Monday, December 22, 2008

Keep Our Bandung Beautiful Euy...!

Jargon ini dipakai radio Rase FM 102,3 Bandung, radio yang sesekali kudengarkan pada saat aku berangkat ke sekolah di pagi hari. Perjalanan sekitar satu jam yang kutempuh setiap hari seolah menjadi perjalanan ke masa lampau. Lagu-lagu yang diputar di pagi hari itu biasanya merupakan lagu-lagu yang familiar di telingaku semasa akumasih kuliah atau jaman mahasiswa dulu, belasan tahun lalu. Lama ya...?
Sejak SMA, aku sudah suka ndengerin radio Rase, karena isu-isunya 'hijau', ramah lingkungan.

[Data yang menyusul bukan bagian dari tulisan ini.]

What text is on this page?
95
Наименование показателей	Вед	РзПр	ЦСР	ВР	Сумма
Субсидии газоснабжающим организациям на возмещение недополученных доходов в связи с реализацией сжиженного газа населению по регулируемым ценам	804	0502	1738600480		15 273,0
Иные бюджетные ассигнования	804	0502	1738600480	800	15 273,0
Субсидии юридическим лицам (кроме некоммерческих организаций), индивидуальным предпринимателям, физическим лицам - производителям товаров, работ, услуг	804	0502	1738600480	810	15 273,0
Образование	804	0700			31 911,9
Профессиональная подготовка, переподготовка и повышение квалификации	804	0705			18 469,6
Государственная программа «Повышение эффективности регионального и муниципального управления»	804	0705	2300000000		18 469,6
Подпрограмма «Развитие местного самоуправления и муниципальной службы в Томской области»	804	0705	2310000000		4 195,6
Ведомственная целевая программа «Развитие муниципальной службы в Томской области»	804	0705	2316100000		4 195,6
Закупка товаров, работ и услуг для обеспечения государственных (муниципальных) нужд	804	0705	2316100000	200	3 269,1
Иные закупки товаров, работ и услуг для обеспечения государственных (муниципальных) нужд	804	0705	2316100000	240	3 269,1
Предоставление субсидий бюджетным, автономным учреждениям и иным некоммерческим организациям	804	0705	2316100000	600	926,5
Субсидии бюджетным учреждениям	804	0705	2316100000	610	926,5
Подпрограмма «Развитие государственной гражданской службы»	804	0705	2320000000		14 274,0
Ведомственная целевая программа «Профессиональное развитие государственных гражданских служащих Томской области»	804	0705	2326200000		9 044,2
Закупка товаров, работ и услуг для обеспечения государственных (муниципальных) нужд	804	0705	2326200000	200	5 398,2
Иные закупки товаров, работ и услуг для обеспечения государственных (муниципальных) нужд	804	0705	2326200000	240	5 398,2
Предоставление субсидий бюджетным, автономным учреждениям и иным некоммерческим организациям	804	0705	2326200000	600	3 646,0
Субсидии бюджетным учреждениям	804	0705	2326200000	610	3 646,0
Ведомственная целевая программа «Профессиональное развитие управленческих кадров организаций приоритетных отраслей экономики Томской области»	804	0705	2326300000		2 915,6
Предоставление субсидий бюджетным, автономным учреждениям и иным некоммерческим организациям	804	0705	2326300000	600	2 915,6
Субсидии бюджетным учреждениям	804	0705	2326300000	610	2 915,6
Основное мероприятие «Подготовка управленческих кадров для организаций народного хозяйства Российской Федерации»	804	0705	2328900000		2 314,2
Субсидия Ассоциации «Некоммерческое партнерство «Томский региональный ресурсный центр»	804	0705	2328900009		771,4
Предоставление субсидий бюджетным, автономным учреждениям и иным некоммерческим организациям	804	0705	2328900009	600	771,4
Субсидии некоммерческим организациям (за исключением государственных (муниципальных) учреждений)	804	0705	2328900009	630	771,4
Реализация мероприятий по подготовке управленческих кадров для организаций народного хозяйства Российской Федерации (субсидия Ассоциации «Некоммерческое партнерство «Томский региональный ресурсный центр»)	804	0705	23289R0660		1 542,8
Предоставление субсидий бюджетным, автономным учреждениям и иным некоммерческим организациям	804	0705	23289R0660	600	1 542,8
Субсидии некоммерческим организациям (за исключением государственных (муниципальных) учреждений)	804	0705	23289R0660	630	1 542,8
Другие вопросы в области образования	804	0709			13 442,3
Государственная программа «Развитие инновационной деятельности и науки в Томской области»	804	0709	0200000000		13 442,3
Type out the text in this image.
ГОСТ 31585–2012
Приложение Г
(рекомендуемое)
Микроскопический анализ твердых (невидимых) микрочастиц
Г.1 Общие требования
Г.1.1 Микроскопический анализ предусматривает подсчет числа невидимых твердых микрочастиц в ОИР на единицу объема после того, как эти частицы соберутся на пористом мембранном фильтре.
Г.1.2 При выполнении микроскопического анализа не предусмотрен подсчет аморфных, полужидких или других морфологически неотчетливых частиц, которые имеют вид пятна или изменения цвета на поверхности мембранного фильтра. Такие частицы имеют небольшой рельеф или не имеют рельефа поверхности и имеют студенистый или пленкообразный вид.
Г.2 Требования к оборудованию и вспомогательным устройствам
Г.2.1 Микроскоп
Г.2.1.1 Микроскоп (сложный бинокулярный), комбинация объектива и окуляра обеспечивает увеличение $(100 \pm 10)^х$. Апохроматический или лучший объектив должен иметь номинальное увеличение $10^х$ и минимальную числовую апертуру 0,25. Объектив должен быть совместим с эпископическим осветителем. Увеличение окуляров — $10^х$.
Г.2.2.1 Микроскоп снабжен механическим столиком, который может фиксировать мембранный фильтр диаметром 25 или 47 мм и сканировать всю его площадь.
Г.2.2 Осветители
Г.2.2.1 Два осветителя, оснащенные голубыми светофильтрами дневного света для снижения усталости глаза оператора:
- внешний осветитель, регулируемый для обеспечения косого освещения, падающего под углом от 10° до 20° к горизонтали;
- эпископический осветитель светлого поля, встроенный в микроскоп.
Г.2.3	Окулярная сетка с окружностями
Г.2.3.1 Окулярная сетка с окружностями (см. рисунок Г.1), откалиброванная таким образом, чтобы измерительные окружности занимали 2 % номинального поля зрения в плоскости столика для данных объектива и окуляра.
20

Makanya, jargon "Keep our Bandung beautiful, euy" ini sudah sangat akrab di telingaku. Begitu juga lagu2 yang diputar dari radio itu.
Nah... sore itu, aku bersama mbak Shita dan Erlin melintas jalur Pasteur. Di persimpangan selepas gerbang tol itu, mobilku tepat di belakang sebuah mobil carry yang terlihat penuh penumpang. Kami sedang asyik mengobrol ketika terlihat sebuah benda putih terlempar keluar dari jendela mobil depan. EH??? Aku membunyikan klakson. Sudah tekadku untuk membunyikan klakson setiap kali melihat ada yang membuang sampah sembarangan keluar dari mobil ke jalan. Kami melanjutkan perbincangan. Tak berapa lama kemudian, benda lainnya terlempar keluar lagi dari mobil di depan. Aku bunyikan klakson lagi, lalu kukeluarkan kamera dan memotret momen itu, mobil beserta beberapa sampah kecil di sebelahnya. Kecil sih... terasa tidak seberapa. Tapi bayangkan kalau 100 orang saja yang lewat perempatan Pasteur melakukan hal yang serupa, akan sebanyak apa sampah yang tercecer di jalan?
Merasakan kilatan lampu blitz, penumpang mobil itu menoleh ke arah kami. Mereka pikir, ngapain juga kali ya, motret-motret orang tak dikenal. Kuberi kode supaya mereka tidak membuang sampah sembarangan. Rupanya mereka makan jambu air. Biji dan sedikit sisanya, mereka buang dengan semena-mena ke luar jendela. Ngotorin Bandung aja. Padahal itu mobil bernomor polisi daerah Bandung juga lho. Nggak sayang banget sih sama kotanya sendiri. Hayu atuh... Keep our Bandung beautiful, euy...!
Blogged with the Flock Browser

Salah Satunya... Kok Jadi Banyak.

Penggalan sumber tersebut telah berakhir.